What is Web 2.0?

I think the stuff Zawodony brings up has some very fair points. Though it's a concise post, really the definition of "Web 2.0" is lost on 98% of people (including "technical" people).

The original O'Reilly stuff is sound. Particularly the web as a platform, the end of software release cycles, and rich user experiences.

I heard Twit 94 the other day (don't ask why I still occasionally listen, habit I guess) and they were all laughing out loud (literally) and bagging on Web 2.0 - during what approached a rebuttal to Paul Graham's Microsoft is dead post. (Which for the most part is accurate, despite the pounding it is taking from critics, such as the Twit crew.) They said things like "what am I gonna do for 6 hours on the airplane with an online word processor" and more of the same ilk.
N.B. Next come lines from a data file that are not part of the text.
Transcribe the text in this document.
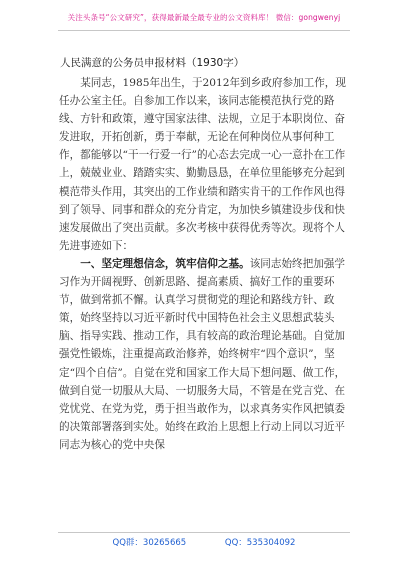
关注头条号“公文研究”，获得最新最全最专业的公文资料库！ 微信：gongwenyj
人民满意的公务员申报材料（1930字）

某同志，1985年出生，于2012年到乡政府参加工作，现任办公室主任。自参加工作以来，该同志能模范执行党的路线、方针和政策，遵守国家法律、法规，立足于本职岗位、奋发进取，开拓创新，勇于奉献，无论在何种岗位从事何种工作，都能够以“干一行爱一行”的心态去完成一心一意扑在工作上，兢兢业业、踏踏实实、勤勤恳恳，在单位里能够充分起到模范带头作用，其突出的工作业绩和踏实肯干的工作作风也得到了领导、同事和群众的充分肯定，为加快乡镇建设步伐和快速发展做出了突出贡献。多次考核中获得优秀等次。现将个人先进事迹如下：

一、坚定理想信念，筑牢信仰之基。该同志始终把加强学习作为开阔视野、创新思路、提高素质、搞好工作的重要环节，做到常抓不懈。认真学习贯彻党的理论和路线方针、政策，始终坚持以习近平新时代中国特色社会主义思想武装头脑、指导实践、推动工作，具有较高的政治理论基础。自觉加强党性锻炼，注重提高政治修养，始终树牢“四个意识”，坚定“四个自信”。自觉在党和国家工作大局下想问题、做工作，做到自觉一切服从大局、一切服务大局，不管是在党言党、在党忧党、在党为党，勇于担当敢作为，以求真务实作风把镇委的决策部署落到实处。始终在政治上思想上行动上同以习近平同志为核心的党中央保

QQ群：30265665	QQ：535304092
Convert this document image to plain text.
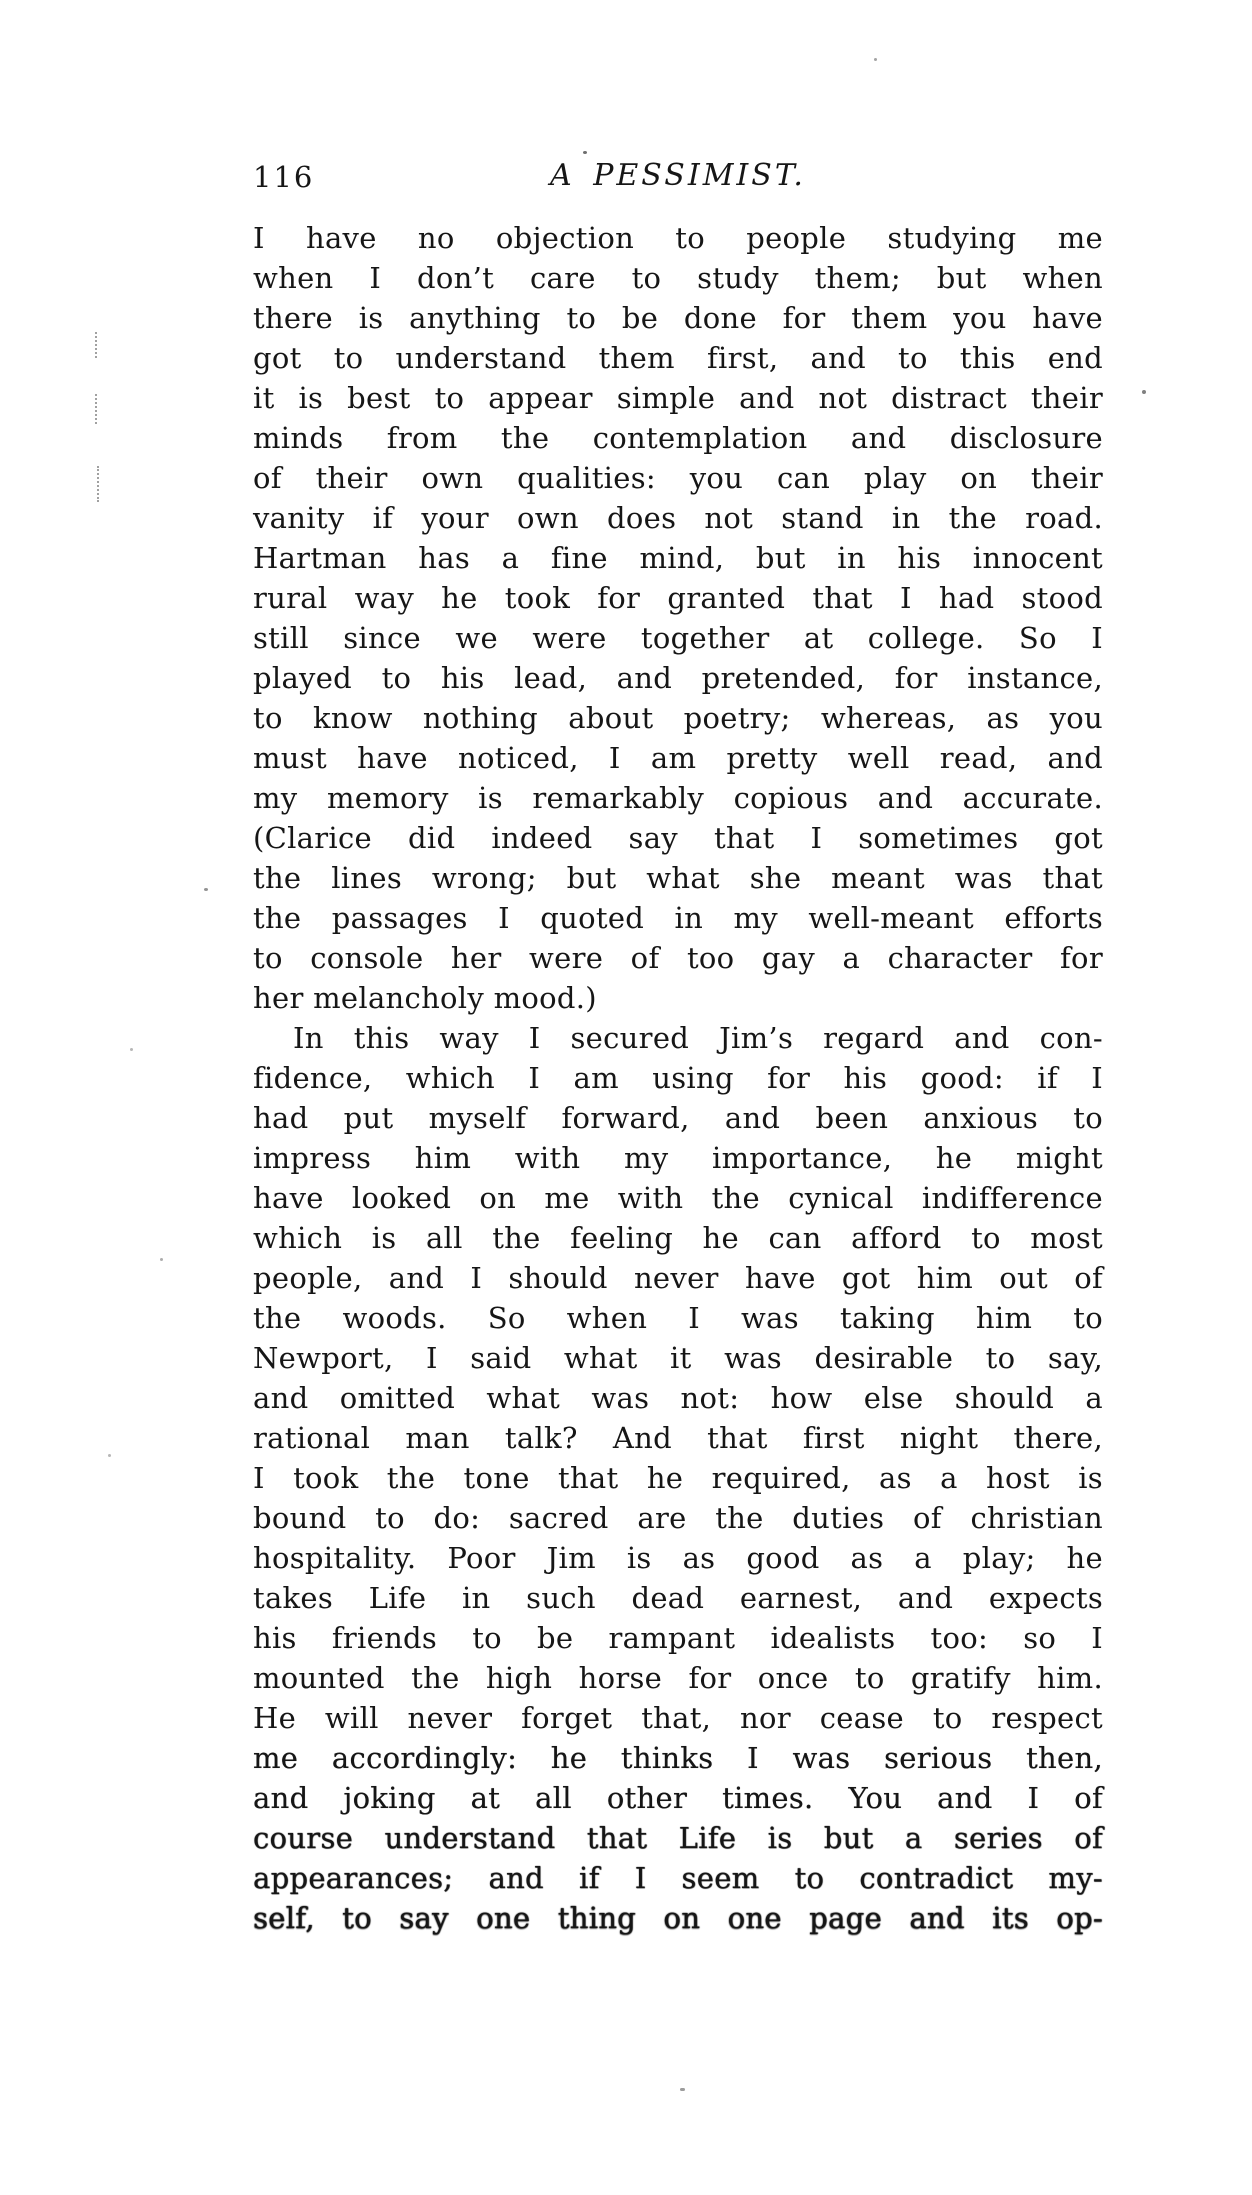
116	A PESSIMIST.
I have no objection to people studying me
when I don’t care to study them; but when
there is anything to be done for them you have
got to understand them first, and to this end
it is best to appear simple and not distract their
minds from the contemplation and disclosure
of their own qualities: you can play on their
vanity if your own does not stand in the road.
Hartman has a fine mind, but in his innocent
rural way he took for granted that I had stood
still since we were together at college. So I
played to his lead, and pretended, for instance,
to know nothing about poetry; whereas, as you
must have noticed, I am pretty well read, and
my memory is remarkably copious and accurate.
(Clarice did indeed say that I sometimes got
the lines wrong; but what she meant was that
the passages I quoted in my well-meant efforts
to console her were of too gay a character for
her melancholy mood.)
In this way I secured Jim’s regard and con-
fidence, which I am using for his good: if I
had put myself forward, and been anxious to
impress him with my importance, he might
have looked on me with the cynical indifference
which is all the feeling he can afford to most
people, and I should never have got him out of
the woods. So when I was taking him to
Newport, I said what it was desirable to say,
and omitted what was not: how else should a
rational man talk? And that first night there,
I took the tone that he required, as a host is
bound to do: sacred are the duties of christian
hospitality. Poor Jim is as good as a play; he
takes Life in such dead earnest, and expects
his friends to be rampant idealists too: so I
mounted the high horse for once to gratify him.
He will never forget that, nor cease to respect
me accordingly: he thinks I was serious then,
and joking at all other times. You and I of
course understand that Life is but a series of
appearances; and if I seem to contradict my-
self, to say one thing on one page and its op-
What these clowns, and many other people, don't get is the "browser as the platform" part of what Tim originally said. Google Docs (which I use because the Twitters did) doesn't yet work offline seamlessly, but that is the ultimate plan. Even if not for Google Docs specifically, that is the point of Web 2.0. Ultimately you should not even need local install of the program, ever. All you need is the HTML document and your browser (and any related HTML assets, style sheets, script files, etc). The network access part is a secondary aspect. Applications built as HTML pages can request network access asynchronously when they are connected, and sync things - just like any other "rich client." The difference of course, is another of Tim's original points, no more release cycles. You get a new version of the app as soon as you connect online again, it might even update itself as you use it - and all the while it retains the zero install point of being browser based (and browser plugins don't directly amount to the same thing, but are close, stuff like Macromedia Apollo and such). Granted, we aren't completely there yet, in terms of making the online and offline transition seamless, with just an HTML page - but we are on that track (a locally hosted page might work, with a local web/app server that serves up HTML pages that inject and install themselves in said local server, and then run from there and are "aware" when they can gain outside access beyond that local server, and when they can't).

Web 2.0 is a joke, in terms of the way the term is bandied about (and I still don't prefer the name itself). The concepts behind the true definition though, and the companies and apps that actually get those concepts implemented, are no laughing matter.

Comments

Standards

Paul's "Dead" post seems accurate to me, and it seems like Web 2.0 is the cause. Shelly Palmer seemed to indicate as much, in his post on Media 3.0:
http://advancedmediacommittee.typepad.com/emmyadvancedmedia/2007/02/crac...

But relaly, it's standards that is killing the beast. Standards, like those used on the web, can be used by anyone. That's what helped bring the Mac back, and it's what will allow Google to build their Web 2.0 empire.

Microsoft was built by making their own formats, and will die because they clung to them.